Les responsables de programmes qui souhaitent bénéficier d'un financement du ministère du Patrimoine canadien de 50 000 $ ou moins pourront, dans un premier lieu, avoir recours à une subvention plutôt qu'à une contribution.
Cette dernière forme de financement requiert davantage d'exigences administratives. Jusqu'à présent, les organismes ne pouvaient toucher une subvention que lorsqu'ils réclamaient en-deçà de 30 000 $.
Le ministre s'est également engagé à ce que les organismes puissent continuer de profiter du quart de leur financement gouvernemental dès le 1er avril, expliquant du même souffle que l'argent serait ainsi versé dans leurs poches plus rapidement.
Le ministère du Patrimoine tente enfin de pouvoir assurer un financement pluriannuel aux organismes, pour leur offrir davantage de stabilité au fil des mois, alors que plusieurs se plaignaient de l'incertitude qui planait par moments quant à leurs revenus.
«Cela va corriger la grande majorité des programmes, nous en sommes confiants. Mais il y aura toujours des occasions d'améliorer la situation encore à l'avenir. Mais on a écouté des préoccupations, on a cherché la meilleure manière de régler les problèmes et voilà les trois manières de régler qui sont les plus responsables», a affirmé le ministre, à sa sortie du comité.
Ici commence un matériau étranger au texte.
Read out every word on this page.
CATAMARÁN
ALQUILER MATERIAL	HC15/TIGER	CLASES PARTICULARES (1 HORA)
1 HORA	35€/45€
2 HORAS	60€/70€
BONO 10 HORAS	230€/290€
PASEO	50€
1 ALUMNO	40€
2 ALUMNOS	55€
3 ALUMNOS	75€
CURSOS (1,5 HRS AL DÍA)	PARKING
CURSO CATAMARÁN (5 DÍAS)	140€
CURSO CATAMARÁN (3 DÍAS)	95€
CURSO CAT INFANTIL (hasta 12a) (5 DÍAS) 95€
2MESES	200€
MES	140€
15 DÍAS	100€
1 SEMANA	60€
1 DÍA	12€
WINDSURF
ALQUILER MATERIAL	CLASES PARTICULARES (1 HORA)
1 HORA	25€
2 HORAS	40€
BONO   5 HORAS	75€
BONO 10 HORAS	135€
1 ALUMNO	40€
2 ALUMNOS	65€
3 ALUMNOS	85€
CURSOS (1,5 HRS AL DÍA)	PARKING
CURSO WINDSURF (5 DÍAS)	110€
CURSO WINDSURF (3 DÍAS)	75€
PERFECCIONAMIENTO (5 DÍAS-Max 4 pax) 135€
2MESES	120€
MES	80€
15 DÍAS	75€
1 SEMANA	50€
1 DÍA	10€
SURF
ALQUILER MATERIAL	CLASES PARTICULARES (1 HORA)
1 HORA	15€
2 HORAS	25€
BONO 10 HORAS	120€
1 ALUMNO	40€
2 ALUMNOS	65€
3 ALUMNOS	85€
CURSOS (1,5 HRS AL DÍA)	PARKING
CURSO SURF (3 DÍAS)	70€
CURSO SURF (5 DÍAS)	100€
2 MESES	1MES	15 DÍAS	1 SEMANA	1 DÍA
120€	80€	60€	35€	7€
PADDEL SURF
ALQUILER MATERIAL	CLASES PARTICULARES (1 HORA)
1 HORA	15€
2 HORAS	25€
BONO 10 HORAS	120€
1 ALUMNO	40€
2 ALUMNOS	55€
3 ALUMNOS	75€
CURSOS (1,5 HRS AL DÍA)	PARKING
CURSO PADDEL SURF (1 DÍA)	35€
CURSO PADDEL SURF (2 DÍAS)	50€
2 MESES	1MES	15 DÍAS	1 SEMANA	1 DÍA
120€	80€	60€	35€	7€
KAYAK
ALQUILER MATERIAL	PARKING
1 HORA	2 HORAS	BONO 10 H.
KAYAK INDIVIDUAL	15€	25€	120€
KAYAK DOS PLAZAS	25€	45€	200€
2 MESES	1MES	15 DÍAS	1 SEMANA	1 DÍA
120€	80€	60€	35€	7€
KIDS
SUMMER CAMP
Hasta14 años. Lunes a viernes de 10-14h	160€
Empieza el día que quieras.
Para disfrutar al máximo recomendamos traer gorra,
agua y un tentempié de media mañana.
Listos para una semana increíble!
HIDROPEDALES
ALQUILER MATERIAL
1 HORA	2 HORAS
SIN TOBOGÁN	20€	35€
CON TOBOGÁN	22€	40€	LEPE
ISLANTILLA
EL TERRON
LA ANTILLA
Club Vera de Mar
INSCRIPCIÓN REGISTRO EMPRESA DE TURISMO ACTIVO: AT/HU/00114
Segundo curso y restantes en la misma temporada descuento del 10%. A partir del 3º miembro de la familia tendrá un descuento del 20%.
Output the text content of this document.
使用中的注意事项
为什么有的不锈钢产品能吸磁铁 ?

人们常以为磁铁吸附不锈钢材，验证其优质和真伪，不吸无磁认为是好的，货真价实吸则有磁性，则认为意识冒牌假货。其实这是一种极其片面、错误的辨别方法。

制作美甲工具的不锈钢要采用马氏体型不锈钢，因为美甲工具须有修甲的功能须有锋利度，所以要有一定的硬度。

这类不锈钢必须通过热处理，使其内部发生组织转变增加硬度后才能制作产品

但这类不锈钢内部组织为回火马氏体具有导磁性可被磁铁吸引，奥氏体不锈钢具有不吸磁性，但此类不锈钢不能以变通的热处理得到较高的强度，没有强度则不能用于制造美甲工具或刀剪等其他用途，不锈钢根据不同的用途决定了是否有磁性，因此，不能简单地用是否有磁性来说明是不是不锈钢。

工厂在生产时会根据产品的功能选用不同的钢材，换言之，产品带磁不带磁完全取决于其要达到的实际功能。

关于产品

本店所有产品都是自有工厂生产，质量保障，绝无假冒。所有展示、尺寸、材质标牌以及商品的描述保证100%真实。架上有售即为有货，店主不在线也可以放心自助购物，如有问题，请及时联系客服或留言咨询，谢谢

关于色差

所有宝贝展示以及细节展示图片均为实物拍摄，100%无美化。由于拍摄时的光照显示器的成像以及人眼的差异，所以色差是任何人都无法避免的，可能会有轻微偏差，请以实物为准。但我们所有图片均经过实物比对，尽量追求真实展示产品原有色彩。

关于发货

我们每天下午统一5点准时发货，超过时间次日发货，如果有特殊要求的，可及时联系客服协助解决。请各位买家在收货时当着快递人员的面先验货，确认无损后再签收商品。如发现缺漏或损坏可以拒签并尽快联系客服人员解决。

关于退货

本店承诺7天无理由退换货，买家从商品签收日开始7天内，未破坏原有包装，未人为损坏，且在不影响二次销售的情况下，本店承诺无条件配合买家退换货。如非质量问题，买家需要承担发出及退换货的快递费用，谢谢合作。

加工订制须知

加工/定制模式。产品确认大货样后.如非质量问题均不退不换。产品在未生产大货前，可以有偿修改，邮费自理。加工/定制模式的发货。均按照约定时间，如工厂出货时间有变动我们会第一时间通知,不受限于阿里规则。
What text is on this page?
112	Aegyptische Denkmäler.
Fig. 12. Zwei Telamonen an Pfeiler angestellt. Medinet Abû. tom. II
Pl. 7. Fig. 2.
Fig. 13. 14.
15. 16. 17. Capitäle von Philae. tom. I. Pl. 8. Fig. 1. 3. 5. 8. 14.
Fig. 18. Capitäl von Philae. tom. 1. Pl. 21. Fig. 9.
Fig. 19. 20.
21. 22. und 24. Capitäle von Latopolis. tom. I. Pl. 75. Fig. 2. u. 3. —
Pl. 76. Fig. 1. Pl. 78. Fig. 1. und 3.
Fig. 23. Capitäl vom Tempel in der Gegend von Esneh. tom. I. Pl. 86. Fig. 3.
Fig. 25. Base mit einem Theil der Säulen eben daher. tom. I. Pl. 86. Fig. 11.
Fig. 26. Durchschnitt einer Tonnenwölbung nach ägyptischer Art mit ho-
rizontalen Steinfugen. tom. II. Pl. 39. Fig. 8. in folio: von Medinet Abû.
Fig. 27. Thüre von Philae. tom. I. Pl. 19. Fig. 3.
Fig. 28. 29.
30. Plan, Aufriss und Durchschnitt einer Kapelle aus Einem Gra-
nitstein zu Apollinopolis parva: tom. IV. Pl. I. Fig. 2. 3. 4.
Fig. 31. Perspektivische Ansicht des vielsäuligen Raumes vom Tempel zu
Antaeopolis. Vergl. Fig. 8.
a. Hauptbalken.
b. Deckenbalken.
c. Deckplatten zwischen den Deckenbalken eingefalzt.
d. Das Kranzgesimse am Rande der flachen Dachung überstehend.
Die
La Fédération des communautés francophones et acadiennes du Canada (FCFA) a pour sa part salué les efforts de M. Moore dans le dossier, indiquant y reconnaître «une réelle volonté du ministre de régler le problème». Mais il reste du chemin à faire, a soutenu la présidente de la FCFA, Marie-France Kenny, dans un communiqué diffusé jeudi.
«Les idées qui ont été présentées ce matin (jeudi) comme des pistes de solution sont nettement insuffisantes: certaines d'entre elles sont des mesures qui sont déjà en place, et pourtant nous n'avons pas vu un impact significatif sur les délais vécus par les organismes cette année. Il faut aller beaucoup plus loin, et nous voulons faire partie de la solution», a fait valoir Mme Kenny.